Investigators search for dead Canadian diver’s missing scuba equipment
Stephen Long, the husband of a Mississauga woman who drowned in a diving accident in the St. Lawrence river, has appealed for other divers to help in the search for his wife’s missing scuba equipment.
Four days after 49-year-old Luciana Perri died while diving to the wreck of the freighter Henry C. Daryaw in Brockville Narrows, it remains a mystery how the experienced diver with no known medical issues got into trouble.
Leeds County OPP officers investigating the death have been searching for the scuba gear she was wearing at the time, which was dropped into the river during the frantic rescue effort. OPP water units have so far drawn a blank.

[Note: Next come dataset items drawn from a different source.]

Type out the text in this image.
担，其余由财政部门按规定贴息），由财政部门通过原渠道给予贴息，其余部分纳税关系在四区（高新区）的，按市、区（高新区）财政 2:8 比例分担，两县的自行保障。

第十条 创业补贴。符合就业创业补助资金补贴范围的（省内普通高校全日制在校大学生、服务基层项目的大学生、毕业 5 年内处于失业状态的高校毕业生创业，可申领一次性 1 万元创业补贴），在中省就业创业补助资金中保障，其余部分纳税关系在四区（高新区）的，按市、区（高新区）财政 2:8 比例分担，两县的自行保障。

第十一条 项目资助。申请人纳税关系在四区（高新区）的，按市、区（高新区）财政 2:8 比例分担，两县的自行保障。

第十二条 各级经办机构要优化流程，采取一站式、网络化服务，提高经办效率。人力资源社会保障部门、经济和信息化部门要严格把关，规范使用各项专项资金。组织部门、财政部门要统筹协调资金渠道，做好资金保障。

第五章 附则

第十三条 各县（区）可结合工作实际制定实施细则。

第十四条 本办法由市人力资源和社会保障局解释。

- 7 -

Mr. Long, who was diving with his wife at the time, has now called for other divers in the area to look for the missing equipment.
In a notice posted on the Ontario Underwater Council’s website, president Rick Le Blanc wrote, “Mr. Long is pleading divers and the general public to search for the equipment. It may be floating or could have sunk.”
Perri was using a buoyancy-control jacket, an oxygen tank and a breathing tube at the time she died.
An autopsy on Thursday revealed Perri likely drowned but gave few clues as to how that happened.
Perri was in about 27 metres (90 feet) of water when she got into distress. An experienced deepwater diver, she was on her second dive of the day with her husband and another couple.
The dive to the wreck, which is about five kilometres west of Brockville, is considered to be an advanced dive. Ronald Brow, 58, from York, died doing the same dive last June.